Your weight is well known to the back walls
because your heavy shadow doesn’t give the asphalt, the paint,
or the writings stuck on the windows a chance to appear.
You also have space, significant space,
in the void.” – Ashraf Fayadh
Dear editors, writers, artists, friends:
On Thursday, July 28, writers, artists, journalists, and bloggers around the world will be composing tweets, blogs, verse, videos, images, and more in support of the Palestinian poet and artist Ashraf Fayadh, sentenced to death last November in Saudi Arabia for his poetry, which accusers claimed “spread atheism,” among other things. His death sentence was repealed this February, following worldwide protests. He was re-sentenced to eight years and 800 lashes.

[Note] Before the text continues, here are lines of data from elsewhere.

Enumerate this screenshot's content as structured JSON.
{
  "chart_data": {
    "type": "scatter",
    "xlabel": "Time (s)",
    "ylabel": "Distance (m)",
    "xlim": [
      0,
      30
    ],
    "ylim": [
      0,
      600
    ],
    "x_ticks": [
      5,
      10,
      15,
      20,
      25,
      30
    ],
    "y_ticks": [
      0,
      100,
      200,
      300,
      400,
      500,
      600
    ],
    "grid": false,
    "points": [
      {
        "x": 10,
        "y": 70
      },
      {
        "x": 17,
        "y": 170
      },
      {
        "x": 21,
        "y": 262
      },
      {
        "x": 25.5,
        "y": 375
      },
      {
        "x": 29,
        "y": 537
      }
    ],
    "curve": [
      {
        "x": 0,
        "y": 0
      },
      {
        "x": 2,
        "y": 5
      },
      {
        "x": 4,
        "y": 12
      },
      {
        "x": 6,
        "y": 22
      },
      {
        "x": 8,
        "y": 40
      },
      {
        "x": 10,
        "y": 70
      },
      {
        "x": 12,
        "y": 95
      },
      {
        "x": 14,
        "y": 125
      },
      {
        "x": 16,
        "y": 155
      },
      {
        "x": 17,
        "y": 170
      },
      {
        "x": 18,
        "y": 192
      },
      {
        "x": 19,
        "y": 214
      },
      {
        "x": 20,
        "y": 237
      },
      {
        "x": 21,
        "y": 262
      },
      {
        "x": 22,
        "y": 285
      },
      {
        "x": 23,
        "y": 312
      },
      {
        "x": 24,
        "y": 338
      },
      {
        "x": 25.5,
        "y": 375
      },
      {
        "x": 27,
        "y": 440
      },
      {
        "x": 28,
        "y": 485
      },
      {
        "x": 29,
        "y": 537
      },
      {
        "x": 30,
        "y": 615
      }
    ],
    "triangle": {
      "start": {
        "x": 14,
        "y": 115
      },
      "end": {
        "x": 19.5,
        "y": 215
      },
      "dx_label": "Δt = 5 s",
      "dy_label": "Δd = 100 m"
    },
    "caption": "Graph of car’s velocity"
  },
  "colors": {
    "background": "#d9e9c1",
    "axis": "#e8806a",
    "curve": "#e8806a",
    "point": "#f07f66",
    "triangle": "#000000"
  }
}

Writers and artists around the world — including Wole Soyinka, Orhan Pamuk, and Adonis — have shown their support for Ashraf. More than 200 readings were held, at sites around the world, for Ashraf on January 14. Leading Moroccan poet Abdellatif Laabi recently published a French translation of Ashraf’s book, which was released by Le temps des cerises. A Spanish collection,Palabras Para Ashraf, includes work by Cervantes Prize winner Antonio Gamoneda and Royal Spanish Academy member Félix de Azúa. An English translation will be pre-released in August by The Operating System press in Brooklyn.
Despite this support, Ashraf is still alone in prison. Ashraf needs your support so that he won’t be be forgotten and vulnerable in prison.
Let us be loud enough that he hears us.
Ten suggestions:
1 – Share Ashraf’s story on Twitter, instagram, in a Facebook status, on Tumblr. English PEN has a summary of his case. #FreeAshraf
2 – Quote from his poetry. His most recent poem, “Tense Times,” is available on The Guardian. Other poems are linked here. Share it online or in person. Make it your email signature file. Make or share e-cards with his poems.
3 – Write your own poem in response to Ashraf’s poetry, art, or his life story.
4 – Make a video (of yourself reading a poem, a filmpoem, of an explanation of what happened to Ashraf, or something else).
5 – Write a personal essay or blog about your response to Ashraf’s work, or about one of his poems.
6 – Do a podcast or radio broadcast (where you discuss Ashraf’s work with a poet or artist, or read his work aloud, or something else).
7 – Draw a cartoon (political or otherwise).
8 – Make digital art for Ashraf or draw his portrait.
9 – Compose and perform a song.
10 – Write a short play, as Hassan Abdulrazzak’s “The Several Beheadings of Ashraf Fayadh.”